The objectives of this study were to determine the commercial feasibility of adding a power recovery cycle to recover additional energy from the steam cycle and thus improve the efficiency of a lignite coal-fired power plant and identify the most viable secondary working fluid candidates for such a system. The base case used was a lignite coal-fired power plant with a 500 MW capacity located in central North Dakota, USA. A preliminary screening study identified benzene, methanol, and hydrazine as the most promising candidate secondary working fluids for the PRC. At the same lignite coal feed rate of 3.2 million metric tons/yr, the addition of a PRC with benzene, methanol, or hydrazine SWFs increased the season-average power generation by 60, 35, and 50 MW, respectively.

When electricity was sold at the breakeven rate for the traditional power plant, which is close to the current wholesale price for power in the U.S. Upper Midwest, the addition of a PRC is projected to be profitable over a 20-year period with a hydrazine SWF but slightly unprofitable for the benzene and methanol process alternatives. The NPV@12% for the benzene, methanol, and hydrazine alternatives were −$32, −$59, and +$35 million ± 40%, respectively. Breakeven electrical prices for the three cases were $0.068/kWh, $0.0692/kWh, and $0.0653/kWh, for the three SWFs, respectively which are 1.9%, 3.6%, and −2.1% different than the baseline price.
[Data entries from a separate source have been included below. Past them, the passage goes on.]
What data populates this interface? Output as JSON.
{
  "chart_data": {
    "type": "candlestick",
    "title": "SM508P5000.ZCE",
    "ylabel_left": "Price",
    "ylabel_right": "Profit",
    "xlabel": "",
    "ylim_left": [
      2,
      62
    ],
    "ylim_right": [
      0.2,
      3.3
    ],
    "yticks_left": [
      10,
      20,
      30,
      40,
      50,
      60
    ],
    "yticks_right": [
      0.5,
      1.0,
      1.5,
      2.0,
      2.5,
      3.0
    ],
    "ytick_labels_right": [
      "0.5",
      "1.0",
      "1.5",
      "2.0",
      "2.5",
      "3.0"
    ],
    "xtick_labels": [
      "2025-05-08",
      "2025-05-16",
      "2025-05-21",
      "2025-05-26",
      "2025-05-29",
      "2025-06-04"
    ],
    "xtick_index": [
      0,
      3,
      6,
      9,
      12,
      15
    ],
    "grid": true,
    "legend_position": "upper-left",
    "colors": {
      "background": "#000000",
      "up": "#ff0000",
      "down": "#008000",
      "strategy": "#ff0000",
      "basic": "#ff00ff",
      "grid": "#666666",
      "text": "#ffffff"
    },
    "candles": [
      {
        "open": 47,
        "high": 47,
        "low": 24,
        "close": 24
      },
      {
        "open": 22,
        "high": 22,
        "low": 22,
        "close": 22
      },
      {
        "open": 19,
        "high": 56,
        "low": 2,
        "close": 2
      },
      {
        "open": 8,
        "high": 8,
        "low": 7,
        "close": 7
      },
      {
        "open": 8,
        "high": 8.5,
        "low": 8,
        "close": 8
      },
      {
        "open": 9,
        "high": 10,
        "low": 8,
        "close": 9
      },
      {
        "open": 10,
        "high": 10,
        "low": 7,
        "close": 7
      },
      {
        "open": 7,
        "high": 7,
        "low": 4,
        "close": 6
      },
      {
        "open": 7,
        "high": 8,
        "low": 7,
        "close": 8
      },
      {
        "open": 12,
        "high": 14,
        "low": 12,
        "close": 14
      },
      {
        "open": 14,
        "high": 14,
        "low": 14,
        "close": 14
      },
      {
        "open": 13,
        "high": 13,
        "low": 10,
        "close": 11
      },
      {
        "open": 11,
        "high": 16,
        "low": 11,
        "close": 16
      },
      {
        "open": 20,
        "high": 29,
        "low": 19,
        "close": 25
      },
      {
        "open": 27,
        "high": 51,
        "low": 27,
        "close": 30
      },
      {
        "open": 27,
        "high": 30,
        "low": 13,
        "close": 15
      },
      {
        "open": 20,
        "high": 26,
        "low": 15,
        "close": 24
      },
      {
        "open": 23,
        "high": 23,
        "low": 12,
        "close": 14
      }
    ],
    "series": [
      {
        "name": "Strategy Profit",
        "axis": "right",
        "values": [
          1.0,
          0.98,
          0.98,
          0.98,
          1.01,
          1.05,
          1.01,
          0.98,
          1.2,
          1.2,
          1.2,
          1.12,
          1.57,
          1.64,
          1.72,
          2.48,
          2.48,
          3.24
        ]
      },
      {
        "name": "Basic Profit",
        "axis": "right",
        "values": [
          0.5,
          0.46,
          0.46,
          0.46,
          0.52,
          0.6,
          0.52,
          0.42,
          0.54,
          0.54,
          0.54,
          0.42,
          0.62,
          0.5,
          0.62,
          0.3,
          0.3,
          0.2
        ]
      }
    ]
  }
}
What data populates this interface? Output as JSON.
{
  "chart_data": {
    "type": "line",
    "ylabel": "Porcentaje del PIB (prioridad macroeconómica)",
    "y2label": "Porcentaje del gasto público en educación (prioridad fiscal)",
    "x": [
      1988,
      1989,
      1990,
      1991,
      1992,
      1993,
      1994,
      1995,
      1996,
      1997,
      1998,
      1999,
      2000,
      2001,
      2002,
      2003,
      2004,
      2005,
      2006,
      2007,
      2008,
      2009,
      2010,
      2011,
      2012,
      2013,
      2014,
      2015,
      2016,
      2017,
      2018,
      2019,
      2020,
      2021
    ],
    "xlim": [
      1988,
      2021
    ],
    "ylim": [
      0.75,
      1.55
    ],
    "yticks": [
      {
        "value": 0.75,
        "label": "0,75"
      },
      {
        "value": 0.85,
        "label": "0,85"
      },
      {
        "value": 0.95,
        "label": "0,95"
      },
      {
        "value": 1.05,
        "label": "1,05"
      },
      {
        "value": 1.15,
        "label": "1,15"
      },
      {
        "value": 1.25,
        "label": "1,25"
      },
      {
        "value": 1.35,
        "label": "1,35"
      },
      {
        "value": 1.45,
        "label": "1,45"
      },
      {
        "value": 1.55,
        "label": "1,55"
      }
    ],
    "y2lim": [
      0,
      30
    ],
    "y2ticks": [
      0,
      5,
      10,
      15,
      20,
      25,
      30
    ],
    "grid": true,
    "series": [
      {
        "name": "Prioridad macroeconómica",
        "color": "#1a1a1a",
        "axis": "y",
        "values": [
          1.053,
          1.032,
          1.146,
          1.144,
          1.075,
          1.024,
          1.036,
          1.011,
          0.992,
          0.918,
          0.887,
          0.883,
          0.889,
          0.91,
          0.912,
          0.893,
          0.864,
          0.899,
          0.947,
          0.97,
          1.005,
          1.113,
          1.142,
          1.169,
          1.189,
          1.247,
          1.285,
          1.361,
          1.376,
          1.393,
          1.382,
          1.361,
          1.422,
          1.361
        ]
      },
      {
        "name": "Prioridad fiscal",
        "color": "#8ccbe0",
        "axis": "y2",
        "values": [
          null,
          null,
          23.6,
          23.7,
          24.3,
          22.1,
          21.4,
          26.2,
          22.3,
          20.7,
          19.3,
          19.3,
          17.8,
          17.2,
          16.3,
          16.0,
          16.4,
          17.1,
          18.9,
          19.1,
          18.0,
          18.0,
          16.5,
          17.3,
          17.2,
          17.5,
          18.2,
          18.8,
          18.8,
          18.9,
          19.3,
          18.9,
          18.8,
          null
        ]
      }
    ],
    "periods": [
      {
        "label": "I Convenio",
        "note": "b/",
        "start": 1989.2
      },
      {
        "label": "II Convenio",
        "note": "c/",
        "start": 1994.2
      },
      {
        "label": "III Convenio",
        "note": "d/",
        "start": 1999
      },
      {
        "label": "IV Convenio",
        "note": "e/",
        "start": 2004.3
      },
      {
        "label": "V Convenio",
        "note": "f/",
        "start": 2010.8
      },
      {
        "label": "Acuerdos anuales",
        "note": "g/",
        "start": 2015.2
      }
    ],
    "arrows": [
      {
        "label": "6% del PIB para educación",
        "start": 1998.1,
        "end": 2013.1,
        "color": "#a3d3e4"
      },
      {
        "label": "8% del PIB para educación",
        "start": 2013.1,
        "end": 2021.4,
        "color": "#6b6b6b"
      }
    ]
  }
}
Therefore, a hydrazine PRC is likely to be economically justified at current prices while only a slight increase in electricity prices would provide the economic incentive for benzene or methanol PRCs.

This study also highlighted that the additional capital costs of the equipment required for a PRC project is an important factor affecting profitability. Companies interested in evaluating this technology may need to generate a more accurate design and cost estimate in order to determine if the PRC is worthwhile and whether hydrazine or benzene should be chosen as the SWF. A hydrazine-based PRC appears to be the more profitable, but also represents a greater risk of health and/or environmental impact. A methanol-based system has the lowest health/environmental risks and is the easiest SWF to implement but has the least attractive economics. A benzene-based system may be the best compromise of impact on electricity price, efficiency gain, and health/environmental safety risks.

It can be concluded from this study that the addition of a PRC to existing coal-fired power plants is worthy of consideration and can likely be adopted with only a modest impact on electricity prices. While this general conclusion should be widely applicable, it must be noted that the presented work is based on the conditions and circumstances present in the central North Dakota region of the U.S. A comparable specific feasibility study should be conducted for any location considering the addition of a PRC to increase the overall energy efficiency of their facility. If feasible, a more detailed level of design and economic analysis is recommended to verify that the addition of a PRC is worthwhile. Further, decisions on whether to utilize hydrazine or benzene as the SWF should also be made on a case-by-case basis that considers economic, corrosivity, and health/safety factors.

Conflicts of Interest

The authors declare no conflicts of interest regarding the publication of this paper.